Kegiatan dipimpin langsung oleh Koordinator Divisi Hukum dan Penyelesaian Sengketa Bawaslu Bondowoso Ahmad Zairudin serta diikuti seluruh staf sekretariat dan mahasiswa Fakultas Hukum, FISIP, serta Teknik Universitas Bondowoso.
Dalam penyampaiannya Rudi menyampaikan bahwa rapat koordinasi ini merupakan bagian dari upaya penguatan internal kelembagaan, khususnya dalam memahami dan mengimplementasikan putusan Mahkamah Konstitusi yang berkaitan dengan kewenangan Bawaslu dalam penanganan sengketa dan pelanggaran administrasi pemilihan.
Ia menjelaskan bahwa Putusan MK Nomor 104/PUU-XXIII/2025 menjadi momentum penting dalam memperkuat posisi hukum Bawaslu. Putusan tersebut menegaskan bahwa hasil putusan atau rekomendasi Bawaslu wajib ditindaklanjuti oleh KPU, sehingga memberikan kepastian hukum dalam proses penegakan demokrasi dan penyelenggaraan pemilihan kepala daerah.

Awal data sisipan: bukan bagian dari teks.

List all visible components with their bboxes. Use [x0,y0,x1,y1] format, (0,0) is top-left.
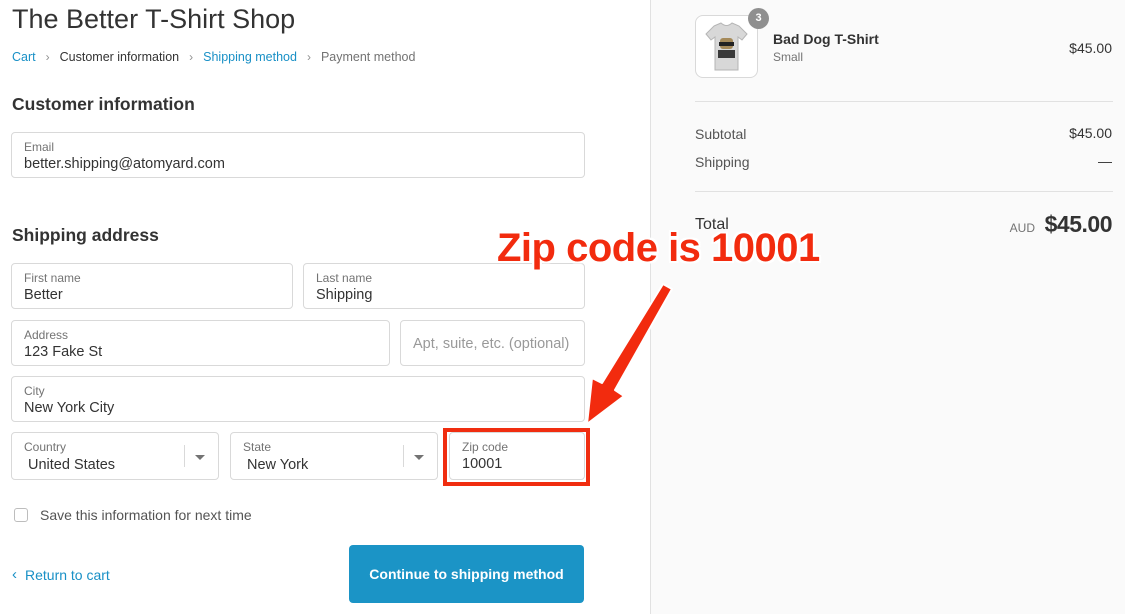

Ia juga menjlaskan pula perbedaan mekanisme penanganan pelanggaran administrasi antara Undang-Undang Pemilu dan Undang-Undang Pilkada. Pada Undang-Undang Pemilu, Bawaslu memiliki kewenangan menerima, memeriksa, mengkaji, dan memutus pelanggaran administrasi yang wajib ditindaklanjuti KPU paling lambat tiga hari kerja. Sementara dalam Undang-Undang Pilkada sebelumnya, Bawaslu hanya memberikan rekomendasi yang sifatnya belum memiliki kekuatan hukum mengikat secara langsung.
“Putusan MK ini memberikan penguatan terhadap kewenangan Bawaslu sehingga tidak hanya bersifat rekomendasi moral, tetapi memiliki kepastian hukum yang wajib dilaksanakan oleh penyelenggara pemilu,” ujarnya.
Selain membahas aspek normatif putusan MK, kegiatan ini juga menjadi ruang diskusi akademik bersama mahasiswa terkait pentingnya pengawasan pemilu, kepastian hukum, serta penguatan demokrasi di Indonesia. Para peserta tampak antusias mengikuti pemaparan dan sesi diskusi yang membahas implementasi putusan MK dalam praktik kepemiluan.